Vers une hausse des salaires dans le secteur de la santé ?

Photo: Filip Jandourek, ČRo

Cinq ans après la campagne de protestation des médecins, « Merci, on s’en va », appelant ces derniers à démissionner en masse en cas de non-amélioration de leurs conditions générales de travail, le secteur de la santé en République tchèque est à nouveau en crise. La coalition gouvernementale au pouvoir doit se réunir mardi pour discuter de la question de l’augmentation des salaires du personnel médical.

Photo: Filip Jandourek,  ČRo
Ne pas mécontenter le personnel médical à travers la République tchèque est un des objectifs du gouvernement en place, qui sait que la question de la revalorisation des salaires est crucial en cette période pré-électorale, alors que les législatives et les sénatoriales doivent se dérouler en octobre prochain.

D’où la tournée des popotes des représentants de deux partis de la coalition au pouvoir dans des hôpitaux régionaux la semaine dernière.
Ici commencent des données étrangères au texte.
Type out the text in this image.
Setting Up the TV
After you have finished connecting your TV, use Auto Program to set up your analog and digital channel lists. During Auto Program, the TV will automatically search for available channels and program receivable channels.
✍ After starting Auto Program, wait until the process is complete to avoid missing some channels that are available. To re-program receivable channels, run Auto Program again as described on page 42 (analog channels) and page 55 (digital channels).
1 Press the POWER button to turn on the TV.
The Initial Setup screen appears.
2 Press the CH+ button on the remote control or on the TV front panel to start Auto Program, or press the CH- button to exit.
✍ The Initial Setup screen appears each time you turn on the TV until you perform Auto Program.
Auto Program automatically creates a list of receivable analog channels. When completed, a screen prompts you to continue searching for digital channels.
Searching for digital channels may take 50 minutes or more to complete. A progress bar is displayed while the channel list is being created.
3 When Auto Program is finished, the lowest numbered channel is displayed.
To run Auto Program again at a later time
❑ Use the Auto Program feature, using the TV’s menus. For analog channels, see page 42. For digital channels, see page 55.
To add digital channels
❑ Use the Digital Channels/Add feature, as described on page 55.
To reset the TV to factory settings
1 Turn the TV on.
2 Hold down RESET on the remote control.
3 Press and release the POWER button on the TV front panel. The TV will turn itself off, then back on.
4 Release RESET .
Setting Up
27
Et les déclarations d’intention du Premier ministre Bohuslav Sobotka, symboliquement à l’occasion du 1er mai, selon lesquels le parti social-démocrate soutenait l’idée d’une augmentation des salaires de 10% à compter du 1er janvier 2017. Même le ministre des Finances Andrej Babiš (ANO), à l’origine beaucoup plus réticent, a modéré son discours et admet la possibilité d’une augmentation tout en rappelant la nécessité de faire des économies :

Andrej Babiš,  photo: Filip Jandourek,  ČRo
« Les médecins méritent sans conteste une augmentation de leurs salaires. Et pourquoi pas 10%. La question qui reste maintenant, c’est où trouver ces finances ? »
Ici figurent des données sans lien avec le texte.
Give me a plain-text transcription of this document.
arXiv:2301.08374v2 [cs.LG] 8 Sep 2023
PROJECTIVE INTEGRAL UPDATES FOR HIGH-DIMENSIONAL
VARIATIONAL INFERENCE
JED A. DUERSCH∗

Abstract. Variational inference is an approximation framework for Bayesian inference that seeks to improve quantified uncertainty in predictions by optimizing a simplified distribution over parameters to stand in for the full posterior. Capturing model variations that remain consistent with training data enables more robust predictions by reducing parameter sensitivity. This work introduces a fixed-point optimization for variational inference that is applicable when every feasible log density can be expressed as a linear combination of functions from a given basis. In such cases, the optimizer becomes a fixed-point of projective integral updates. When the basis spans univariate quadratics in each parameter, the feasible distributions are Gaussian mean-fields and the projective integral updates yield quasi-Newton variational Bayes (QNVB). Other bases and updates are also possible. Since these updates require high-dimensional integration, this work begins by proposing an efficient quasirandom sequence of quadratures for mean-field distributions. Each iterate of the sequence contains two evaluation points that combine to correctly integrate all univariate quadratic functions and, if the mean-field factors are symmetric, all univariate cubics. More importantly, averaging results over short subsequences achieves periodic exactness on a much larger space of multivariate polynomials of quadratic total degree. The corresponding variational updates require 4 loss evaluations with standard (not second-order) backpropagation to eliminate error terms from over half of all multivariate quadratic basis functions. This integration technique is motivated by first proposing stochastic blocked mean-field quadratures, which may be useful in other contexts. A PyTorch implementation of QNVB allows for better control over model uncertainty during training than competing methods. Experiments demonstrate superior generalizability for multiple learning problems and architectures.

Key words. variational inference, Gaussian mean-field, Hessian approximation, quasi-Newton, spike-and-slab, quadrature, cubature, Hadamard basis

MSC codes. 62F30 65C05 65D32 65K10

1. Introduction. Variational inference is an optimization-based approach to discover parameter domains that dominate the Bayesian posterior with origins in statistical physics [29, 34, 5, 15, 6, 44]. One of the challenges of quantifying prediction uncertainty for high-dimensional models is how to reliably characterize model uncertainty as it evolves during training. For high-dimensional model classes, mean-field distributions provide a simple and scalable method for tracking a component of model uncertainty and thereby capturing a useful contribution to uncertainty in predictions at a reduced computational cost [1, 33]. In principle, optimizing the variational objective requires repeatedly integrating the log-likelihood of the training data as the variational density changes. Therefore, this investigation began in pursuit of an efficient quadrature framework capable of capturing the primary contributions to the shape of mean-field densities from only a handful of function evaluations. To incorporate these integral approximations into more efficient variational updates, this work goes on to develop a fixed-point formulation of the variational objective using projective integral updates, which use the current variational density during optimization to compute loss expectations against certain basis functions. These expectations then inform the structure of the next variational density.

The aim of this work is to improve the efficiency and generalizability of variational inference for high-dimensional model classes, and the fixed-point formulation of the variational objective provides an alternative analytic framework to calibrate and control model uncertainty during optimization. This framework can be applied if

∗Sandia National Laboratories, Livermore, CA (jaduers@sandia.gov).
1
La Chambre tchèque des médecins propose notamment d’augmenter le montant des cotisations mensuelles de l’Etat à l’assurance santé pour les enfants, les retraités et les chômeurs, mais aussi une hausse de la taxe sur le tabac et l'alcool, estimant que si le prix du paquet de cigarettes augmentait de 5 CZK, le secteur de la santé pourrait engranger 5 millions de couronnes de plus par an, compensant ainsi la suppression des frais de régulation obligatoires. Cette contribution obligatoire de 30 CZK instaurée en 2008 pour chaque consultation médicale par le gouvernement de droite de Mirek Topolánek avait été en effet définitivement abandonnée par la nouvelle coalition au pouvoir au 1er janvier 2015.

Milan Kubek,  photo: ČT24
La sonnette d’alarme a été tirée par cette même Chambre des médecins, qui met en garde contre l’essoufflement d’un secteur en sous-effectifs et un total d’heures supplémentaires qui monte en flèche. Selon ses données internes, toutes les régions manquent de personnel et les hôpitaux auraient besoin d’embaucher près de 1 000 médecins pour faire face à la masse de travail. Milan Kubek est le président de la Chambre des médecins :

« Les médecins qui restent sont souvent obligés de violer le code du travail : ils sont en état de surmenage, il leur arrive de commettre des erreurs, et cette accumulation met en danger les patients. »

Roman Prymula,  photo: David Němec,  ČRo
Si les salaires des médecins et infirmiers ont augmenté à chaque fois de 5% ces deux dernières années, le secteur de la santé s’estime toujours sous pression, et ses représentants craignent une nouvelle fuite des cerveaux vers l’étranger comme ça avait été le cas il y a quelques années. Roman Prymula, directeur de l’Hôpital universitaire de Hradec Králové :

« Malheureusement, il manque un certain pourcentage de médecins dans le système de santé actuel. Et on ne s’attaque au problème que quand il y a des pressions. C’est pourtant un problème systémique sur le long terme. Il faut bien se rendre compte que s’il doit y avoir des changements, il faut envisager les choses sur neuf ans. Pour devenir médecin, il faut faire des études, obtenir son habilitation avant de pouvoir pratiquer. A l’heure actuelle, on a recours à des solutions de facilité, où l’on fait venir des médecins d’un établissement à l’autre pour compenser le manque, et c’est un vrai problème. »

Quels que soient les résultats des discussions avec le gouvernement, les syndicats du secteur de la santé entendent maintenir la pression au moins jusqu’aux élections de l’automne.